Was empfinden Betroffene?

Die Vermutung liegt nahe, dass die Lebensqualität einer jüngeren Person durch eine COPD nicht so stark eingeschränkt ist wie die einer älteren, die körperlich ohnehin nicht mehr so leistungsfähig ist. Eine internationale Befragung von 1.375 COPD-Patienten*innen aus Europa, den USA, China und Japan zeichnete jedoch ein anderes Bild: Jüngere berichteten von einer stärkeren Belastung durch ihre COPD.2 So gaben in der Altersgruppe der 45–54-Jährigen 35% der Befragten ihr Wohlbefinden mit „schlecht“ oder „sehr schlecht“ an und klagten über eine „hohe Beeinträchtigung“ ihrer täglichen Aktivitäten gegenüber 28% der über 65-Jährigen, was einen signifikanten Unterschied ausmacht (p < 0,05).2 Zu den Aktivitäten, in denen sich jüngere COPD-Patienten*innen stärker eingeschränkt fühlten, gehörten bspw.
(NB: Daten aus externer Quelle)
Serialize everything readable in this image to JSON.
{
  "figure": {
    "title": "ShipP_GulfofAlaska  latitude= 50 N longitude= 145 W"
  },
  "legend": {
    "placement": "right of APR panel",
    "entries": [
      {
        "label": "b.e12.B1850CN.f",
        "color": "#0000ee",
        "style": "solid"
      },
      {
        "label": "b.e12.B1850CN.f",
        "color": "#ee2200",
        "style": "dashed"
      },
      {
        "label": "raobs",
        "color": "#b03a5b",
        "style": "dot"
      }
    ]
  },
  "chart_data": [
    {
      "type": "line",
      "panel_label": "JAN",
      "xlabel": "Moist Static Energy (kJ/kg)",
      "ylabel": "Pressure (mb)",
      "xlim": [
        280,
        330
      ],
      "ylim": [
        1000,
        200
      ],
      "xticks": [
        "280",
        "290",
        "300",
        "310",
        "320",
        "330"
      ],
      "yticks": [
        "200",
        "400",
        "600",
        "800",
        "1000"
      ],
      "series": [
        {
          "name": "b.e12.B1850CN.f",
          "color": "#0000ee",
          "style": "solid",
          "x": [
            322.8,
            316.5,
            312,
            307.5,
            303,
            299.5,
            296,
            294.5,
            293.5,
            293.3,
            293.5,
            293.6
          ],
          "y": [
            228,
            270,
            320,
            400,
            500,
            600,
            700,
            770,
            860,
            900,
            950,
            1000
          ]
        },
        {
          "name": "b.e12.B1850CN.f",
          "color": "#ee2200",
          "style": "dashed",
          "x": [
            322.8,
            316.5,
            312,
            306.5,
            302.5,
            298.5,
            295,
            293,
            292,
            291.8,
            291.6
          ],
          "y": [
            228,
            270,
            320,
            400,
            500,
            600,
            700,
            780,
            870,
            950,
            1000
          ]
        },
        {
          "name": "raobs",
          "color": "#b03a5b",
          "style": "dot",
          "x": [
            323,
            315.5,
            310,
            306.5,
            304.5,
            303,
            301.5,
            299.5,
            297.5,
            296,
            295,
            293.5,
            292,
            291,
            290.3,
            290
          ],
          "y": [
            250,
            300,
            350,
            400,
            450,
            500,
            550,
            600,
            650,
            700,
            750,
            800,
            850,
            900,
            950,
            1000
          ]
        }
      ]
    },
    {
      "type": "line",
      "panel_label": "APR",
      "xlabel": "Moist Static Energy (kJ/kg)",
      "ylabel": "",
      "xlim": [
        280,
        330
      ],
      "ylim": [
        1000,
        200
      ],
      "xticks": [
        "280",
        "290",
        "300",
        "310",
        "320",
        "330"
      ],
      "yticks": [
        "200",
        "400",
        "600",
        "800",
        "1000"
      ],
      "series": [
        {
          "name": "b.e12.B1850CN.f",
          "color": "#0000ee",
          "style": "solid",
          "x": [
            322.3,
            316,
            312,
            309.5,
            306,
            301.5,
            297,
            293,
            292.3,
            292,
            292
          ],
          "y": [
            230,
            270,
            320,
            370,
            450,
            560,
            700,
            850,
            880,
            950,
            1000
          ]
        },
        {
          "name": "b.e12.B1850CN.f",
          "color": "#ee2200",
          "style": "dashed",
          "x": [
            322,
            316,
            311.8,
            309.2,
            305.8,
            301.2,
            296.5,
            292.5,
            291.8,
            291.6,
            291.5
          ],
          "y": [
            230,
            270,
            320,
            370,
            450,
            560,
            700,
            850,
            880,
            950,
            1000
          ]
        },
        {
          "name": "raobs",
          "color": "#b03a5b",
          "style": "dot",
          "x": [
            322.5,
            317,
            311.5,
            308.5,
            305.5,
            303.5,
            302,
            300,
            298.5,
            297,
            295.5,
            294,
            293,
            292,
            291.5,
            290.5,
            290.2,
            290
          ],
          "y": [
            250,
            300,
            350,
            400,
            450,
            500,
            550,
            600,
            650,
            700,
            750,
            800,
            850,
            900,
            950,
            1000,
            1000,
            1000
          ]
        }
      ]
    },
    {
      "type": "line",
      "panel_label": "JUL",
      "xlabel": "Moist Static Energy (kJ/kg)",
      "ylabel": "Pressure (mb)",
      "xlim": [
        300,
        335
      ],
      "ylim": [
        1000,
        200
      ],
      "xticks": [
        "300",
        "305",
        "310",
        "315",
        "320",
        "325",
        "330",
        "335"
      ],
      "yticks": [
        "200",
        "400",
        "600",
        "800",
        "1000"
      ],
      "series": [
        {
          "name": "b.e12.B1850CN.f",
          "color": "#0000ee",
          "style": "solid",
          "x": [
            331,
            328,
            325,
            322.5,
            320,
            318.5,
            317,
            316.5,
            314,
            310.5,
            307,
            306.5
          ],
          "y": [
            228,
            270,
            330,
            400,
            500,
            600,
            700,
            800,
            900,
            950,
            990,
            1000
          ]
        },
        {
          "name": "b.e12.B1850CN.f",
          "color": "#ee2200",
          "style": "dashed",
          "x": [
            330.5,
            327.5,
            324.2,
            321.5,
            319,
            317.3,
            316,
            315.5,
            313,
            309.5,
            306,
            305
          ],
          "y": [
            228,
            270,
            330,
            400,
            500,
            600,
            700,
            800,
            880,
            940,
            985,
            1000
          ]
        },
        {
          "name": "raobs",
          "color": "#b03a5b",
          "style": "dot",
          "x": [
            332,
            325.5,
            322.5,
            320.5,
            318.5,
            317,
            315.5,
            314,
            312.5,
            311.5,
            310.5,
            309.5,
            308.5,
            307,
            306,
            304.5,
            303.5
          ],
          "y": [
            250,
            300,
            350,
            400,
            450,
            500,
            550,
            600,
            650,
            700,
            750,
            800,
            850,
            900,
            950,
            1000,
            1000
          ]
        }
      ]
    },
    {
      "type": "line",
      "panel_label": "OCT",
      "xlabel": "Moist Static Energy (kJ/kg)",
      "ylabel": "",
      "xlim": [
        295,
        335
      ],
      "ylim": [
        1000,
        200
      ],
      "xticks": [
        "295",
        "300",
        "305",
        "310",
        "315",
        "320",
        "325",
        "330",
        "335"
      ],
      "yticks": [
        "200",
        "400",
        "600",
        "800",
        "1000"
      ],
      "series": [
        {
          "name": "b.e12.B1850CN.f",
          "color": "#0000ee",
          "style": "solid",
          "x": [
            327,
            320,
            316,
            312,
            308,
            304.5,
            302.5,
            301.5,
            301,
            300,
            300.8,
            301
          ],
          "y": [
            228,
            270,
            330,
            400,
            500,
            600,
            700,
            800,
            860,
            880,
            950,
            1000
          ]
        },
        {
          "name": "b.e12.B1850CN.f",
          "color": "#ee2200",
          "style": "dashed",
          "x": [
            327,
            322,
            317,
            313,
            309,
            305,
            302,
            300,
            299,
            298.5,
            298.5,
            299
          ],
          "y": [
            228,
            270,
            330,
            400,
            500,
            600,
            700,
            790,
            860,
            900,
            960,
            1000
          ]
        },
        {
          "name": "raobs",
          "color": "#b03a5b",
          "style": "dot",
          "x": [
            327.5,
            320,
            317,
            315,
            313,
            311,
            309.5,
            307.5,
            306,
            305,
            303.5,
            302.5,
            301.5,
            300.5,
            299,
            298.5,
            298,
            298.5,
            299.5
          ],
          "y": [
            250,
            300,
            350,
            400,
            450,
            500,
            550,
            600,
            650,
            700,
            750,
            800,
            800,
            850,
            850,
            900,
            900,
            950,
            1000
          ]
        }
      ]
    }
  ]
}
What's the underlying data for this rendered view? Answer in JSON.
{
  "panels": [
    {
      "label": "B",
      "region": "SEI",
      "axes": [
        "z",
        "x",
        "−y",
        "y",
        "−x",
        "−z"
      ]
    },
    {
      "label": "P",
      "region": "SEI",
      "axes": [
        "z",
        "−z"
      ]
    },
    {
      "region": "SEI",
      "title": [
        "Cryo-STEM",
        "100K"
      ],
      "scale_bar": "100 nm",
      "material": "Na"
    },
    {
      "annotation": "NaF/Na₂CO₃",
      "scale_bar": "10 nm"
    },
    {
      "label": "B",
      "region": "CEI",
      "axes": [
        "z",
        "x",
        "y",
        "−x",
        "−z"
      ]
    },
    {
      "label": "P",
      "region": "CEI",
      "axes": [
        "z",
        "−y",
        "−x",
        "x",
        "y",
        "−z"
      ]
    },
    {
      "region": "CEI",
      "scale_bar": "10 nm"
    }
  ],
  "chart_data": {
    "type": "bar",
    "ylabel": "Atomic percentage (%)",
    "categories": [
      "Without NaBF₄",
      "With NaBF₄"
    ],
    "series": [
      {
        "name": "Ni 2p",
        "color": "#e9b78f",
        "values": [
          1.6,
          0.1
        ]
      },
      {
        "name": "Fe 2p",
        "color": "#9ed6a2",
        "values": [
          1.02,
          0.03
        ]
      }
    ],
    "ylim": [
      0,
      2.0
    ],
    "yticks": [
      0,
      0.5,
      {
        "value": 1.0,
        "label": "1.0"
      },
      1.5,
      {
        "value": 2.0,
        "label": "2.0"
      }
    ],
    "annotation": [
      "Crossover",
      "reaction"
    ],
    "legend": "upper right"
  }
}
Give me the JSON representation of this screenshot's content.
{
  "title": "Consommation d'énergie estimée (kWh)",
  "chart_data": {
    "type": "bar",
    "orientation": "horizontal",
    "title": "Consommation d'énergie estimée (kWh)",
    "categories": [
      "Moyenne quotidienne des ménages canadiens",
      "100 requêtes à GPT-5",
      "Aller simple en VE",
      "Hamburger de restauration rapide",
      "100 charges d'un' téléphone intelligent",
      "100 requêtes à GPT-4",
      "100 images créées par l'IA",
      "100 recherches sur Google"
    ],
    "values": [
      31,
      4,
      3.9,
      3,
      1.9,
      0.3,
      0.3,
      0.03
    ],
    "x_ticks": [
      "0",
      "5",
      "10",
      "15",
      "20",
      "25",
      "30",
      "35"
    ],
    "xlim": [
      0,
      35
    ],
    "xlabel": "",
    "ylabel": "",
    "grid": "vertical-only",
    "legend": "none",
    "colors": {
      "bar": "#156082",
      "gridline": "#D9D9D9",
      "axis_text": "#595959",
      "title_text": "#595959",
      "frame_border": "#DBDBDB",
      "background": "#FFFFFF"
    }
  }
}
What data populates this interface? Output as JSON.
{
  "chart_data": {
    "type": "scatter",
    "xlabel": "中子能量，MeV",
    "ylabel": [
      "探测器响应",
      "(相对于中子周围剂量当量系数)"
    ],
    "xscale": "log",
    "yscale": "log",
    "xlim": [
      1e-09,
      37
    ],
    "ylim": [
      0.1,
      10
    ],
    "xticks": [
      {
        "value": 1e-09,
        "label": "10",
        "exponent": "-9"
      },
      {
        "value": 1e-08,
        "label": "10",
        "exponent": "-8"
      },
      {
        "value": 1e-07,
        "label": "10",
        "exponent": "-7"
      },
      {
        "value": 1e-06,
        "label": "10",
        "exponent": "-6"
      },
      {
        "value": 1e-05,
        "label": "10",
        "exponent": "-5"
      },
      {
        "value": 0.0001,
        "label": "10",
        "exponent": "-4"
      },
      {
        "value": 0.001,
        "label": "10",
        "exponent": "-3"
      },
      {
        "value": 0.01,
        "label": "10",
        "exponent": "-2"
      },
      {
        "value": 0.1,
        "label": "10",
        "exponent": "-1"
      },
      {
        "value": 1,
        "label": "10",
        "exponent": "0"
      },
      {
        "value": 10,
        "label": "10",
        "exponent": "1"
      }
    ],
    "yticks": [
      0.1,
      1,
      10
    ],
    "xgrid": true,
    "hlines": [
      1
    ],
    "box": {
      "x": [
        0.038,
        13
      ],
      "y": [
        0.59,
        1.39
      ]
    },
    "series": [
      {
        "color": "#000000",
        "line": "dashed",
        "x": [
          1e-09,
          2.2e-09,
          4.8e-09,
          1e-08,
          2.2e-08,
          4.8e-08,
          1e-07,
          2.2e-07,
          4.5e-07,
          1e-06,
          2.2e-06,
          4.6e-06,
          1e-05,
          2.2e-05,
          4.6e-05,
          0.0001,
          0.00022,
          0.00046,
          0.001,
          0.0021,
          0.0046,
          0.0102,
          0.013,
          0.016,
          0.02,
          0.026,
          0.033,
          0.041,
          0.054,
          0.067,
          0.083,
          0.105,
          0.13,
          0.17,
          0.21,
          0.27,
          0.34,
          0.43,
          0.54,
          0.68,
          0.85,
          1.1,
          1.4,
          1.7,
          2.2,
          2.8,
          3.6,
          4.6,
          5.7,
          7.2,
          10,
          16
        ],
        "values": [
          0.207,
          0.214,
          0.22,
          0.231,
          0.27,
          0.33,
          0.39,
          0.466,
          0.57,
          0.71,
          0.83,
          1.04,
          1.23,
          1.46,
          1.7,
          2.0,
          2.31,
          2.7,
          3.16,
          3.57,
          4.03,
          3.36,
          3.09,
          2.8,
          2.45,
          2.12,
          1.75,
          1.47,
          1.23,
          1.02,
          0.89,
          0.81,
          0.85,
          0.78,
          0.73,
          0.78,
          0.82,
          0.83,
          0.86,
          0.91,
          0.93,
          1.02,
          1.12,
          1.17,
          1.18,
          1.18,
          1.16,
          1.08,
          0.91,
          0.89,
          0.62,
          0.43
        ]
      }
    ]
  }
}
Tätigkeiten in und außerhalb der Wohnung, aber auch die gemeinsam verbrachte Zeit mit geliebten Menschen.2 Möglicherweise lassen sich die Unterschiede darauf zurückführen, dass jüngere Menschen generell höhere Erwartungen an das Leben haben und sich somit stärker durch ihre Krankheit eingeschränkt fühlen, so die Autoren.2 Diese Erkenntnisse unterstreichen, dass COPD auch im jüngeren Alter keine Banalität ist sowie die Wichtigkeit der Früherkennung.


Quellen:

  1. Soriano JB et al. Eur Respir J 2018; 52(6):1801448.
  2. Dekhuijzen PNR et al. COPD 2020; 17(4):419.
  3. Blazer AJ et al. Am J Respir Crit Care Med 2020; 201:A6276.
  4. Sanchez-Salcedo P et al. Eur Respir J 2014; 44(2):324.